While the E.U. has set stringent conditions for Poland to fulfil in order
to be considered for membership, it is not willing to grant Polish farmers
the same level of subsidies as it provides its own farmers. Nor is it
likely to make provision for as much aid as would be required to allow
smaller Polish entrepreneurs to cope with the difficulties associated with
import competition from more developed E.U. members. Since many of the E.U.
countries, including Germany, are themselves in recession at the moment,
there are also doubts about the extent to which they will act as positive
stimuli for Poland's economy.
The macroeconomic decline is not the only reason for the growing
unhappiness with market-oriented policies in Poland. These policies have
also meant a significant increase in economic insecurity, as many of the
basic goods and services that were previously guaranteed by the state have
been privatised and have become more expensive and difficult to access.
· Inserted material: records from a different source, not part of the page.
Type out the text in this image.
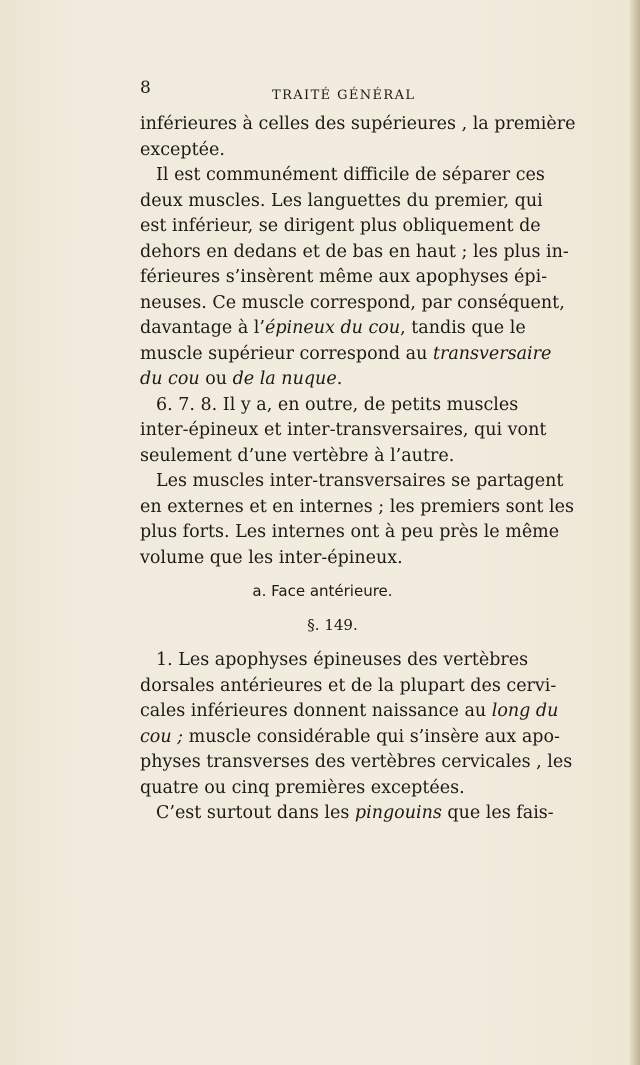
8	TRAITÉ GÉNÉRAL
inférieures à celles des supérieures , la première
exceptée.
Il est communément difficile de séparer ces
deux muscles. Les languettes du premier, qui
est inférieur, se dirigent plus obliquement de
dehors en dedans et de bas en haut ; les plus in-
férieures s’insèrent même aux apophyses épi-
neuses. Ce muscle correspond, par conséquent,
davantage à l’épineux du cou, tandis que le
muscle supérieur correspond au transversaire
du cou ou de la nuque.
6. 7. 8. Il y a, en outre, de petits muscles
inter-épineux et inter-transversaires, qui vont
seulement d’une vertèbre à l’autre.
Les muscles inter-transversaires se partagent
en externes et en internes ; les premiers sont les
plus forts. Les internes ont à peu près le même
volume que les inter-épineux.
a. Face antérieure.
§. 149.
1. Les apophyses épineuses des vertèbres
dorsales antérieures et de la plupart des cervi-
cales inférieures donnent naissance au long du
cou ; muscle considérable qui s’insère aux apo-
physes transverses des vertèbres cervicales , les
quatre ou cinq premières exceptées.
C’est surtout dans les pingouins que les fais-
These services range from housing, health and education to electricity and
water supply. Higher prices charged by privatised utilities and health
providers as well as exorbitant charges for higher education have all
reduced access not just for the absolutely poor but even for ordinary
Polish citizens.
Popular dissatisfaction has expressed itself in frequent changes of
government. Most recently, a centre-left coalition, led by former
communists with Leszek Miller as Prime Minister, was elected to power. The
current government is trying to walk the tightrope between the marketist
requirements of entry into the E.U., and alleviating some of the current
difficulties of the people, with not much success. A law to bring the
central bank under some degree of government control is being contested.
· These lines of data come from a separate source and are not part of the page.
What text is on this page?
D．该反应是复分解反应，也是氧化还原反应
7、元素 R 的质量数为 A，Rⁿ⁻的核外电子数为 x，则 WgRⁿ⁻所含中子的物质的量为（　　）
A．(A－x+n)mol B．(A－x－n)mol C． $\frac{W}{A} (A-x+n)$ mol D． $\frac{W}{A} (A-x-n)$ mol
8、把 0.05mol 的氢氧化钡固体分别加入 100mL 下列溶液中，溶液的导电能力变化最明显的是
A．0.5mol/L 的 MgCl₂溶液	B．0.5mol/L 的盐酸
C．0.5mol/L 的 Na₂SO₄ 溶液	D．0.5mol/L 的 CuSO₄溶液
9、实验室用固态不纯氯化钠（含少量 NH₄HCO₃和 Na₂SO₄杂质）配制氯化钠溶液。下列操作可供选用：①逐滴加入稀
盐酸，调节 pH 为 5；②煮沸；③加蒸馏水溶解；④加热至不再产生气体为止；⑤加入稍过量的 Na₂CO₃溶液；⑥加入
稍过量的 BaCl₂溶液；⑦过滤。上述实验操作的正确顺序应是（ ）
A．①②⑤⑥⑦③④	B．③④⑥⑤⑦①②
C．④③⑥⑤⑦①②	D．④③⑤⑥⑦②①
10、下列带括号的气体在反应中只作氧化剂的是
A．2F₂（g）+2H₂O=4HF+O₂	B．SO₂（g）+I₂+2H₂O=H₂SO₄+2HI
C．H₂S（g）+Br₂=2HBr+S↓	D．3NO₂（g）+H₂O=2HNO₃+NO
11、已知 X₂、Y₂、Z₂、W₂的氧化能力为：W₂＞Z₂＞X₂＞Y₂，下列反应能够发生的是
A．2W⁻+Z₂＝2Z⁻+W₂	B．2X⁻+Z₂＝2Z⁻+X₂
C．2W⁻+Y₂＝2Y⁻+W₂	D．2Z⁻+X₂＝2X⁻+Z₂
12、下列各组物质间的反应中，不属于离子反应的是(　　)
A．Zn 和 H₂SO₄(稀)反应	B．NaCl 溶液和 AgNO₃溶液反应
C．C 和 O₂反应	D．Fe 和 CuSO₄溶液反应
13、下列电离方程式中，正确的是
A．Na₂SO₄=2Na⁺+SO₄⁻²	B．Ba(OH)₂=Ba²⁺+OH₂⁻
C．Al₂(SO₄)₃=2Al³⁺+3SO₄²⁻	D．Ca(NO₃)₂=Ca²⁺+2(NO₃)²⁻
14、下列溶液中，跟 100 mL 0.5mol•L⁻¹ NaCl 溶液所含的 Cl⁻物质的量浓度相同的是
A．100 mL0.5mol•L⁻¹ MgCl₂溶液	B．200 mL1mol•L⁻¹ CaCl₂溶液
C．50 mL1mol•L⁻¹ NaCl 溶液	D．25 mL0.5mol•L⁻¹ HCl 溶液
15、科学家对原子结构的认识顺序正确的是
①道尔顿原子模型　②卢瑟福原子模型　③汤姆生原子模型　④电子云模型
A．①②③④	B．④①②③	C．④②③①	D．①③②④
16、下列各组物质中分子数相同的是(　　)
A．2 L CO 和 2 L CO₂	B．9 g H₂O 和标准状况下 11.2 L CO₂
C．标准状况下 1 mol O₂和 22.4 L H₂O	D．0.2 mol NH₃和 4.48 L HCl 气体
Because of these growing insecurities, the popular mood is restive and
there is a strong sense of disillusionment with and alienation from the
established political parties. There is a surge in support for two extreme
parties, one of which stems from the religious right-wing that had earlier
formed part of the support for Solidarity. The other, called "Self Defence",
is a movement led by Andrzej Lepper, a populist demagogue who expresses
nationalist sentiments similar to those of the far right in western
Europe, but also harks back to the greater security of the socialist
regime.
While Lepper's ideology is problematic and his rhetoric tends to be
confused, his movement is gathering support. This is because some of his
proposals - especially those demanding greater state control over markets
and private activities - are seen by many people as necessary for both
growth and equity.
The Polish shipyards were the home, in the 1980s, of the Solidarity
workers' movement which culminated in the collapse of the communist system
in Poland. It is ironic, then, that one of the most recent moves of the
government - which has been welcomed by the same workers who were closely
involved in the Solidarity trade union in the past - relates to the renationalisation of a shipyard. The Szczecin shipyard was closed since
March, and 6,000 workers have not been paid since. When violence loomed in
May, the government stepped in to save jobs and try to rescue the
shipyard.
But saving one individual shipyard, while it may have symbolic value, is
not likely to be enough to bring a sustainable recovery to the Polish
economy. For that, there may have to be a more consistent redirection of
economic strategy, away from that of the recent past.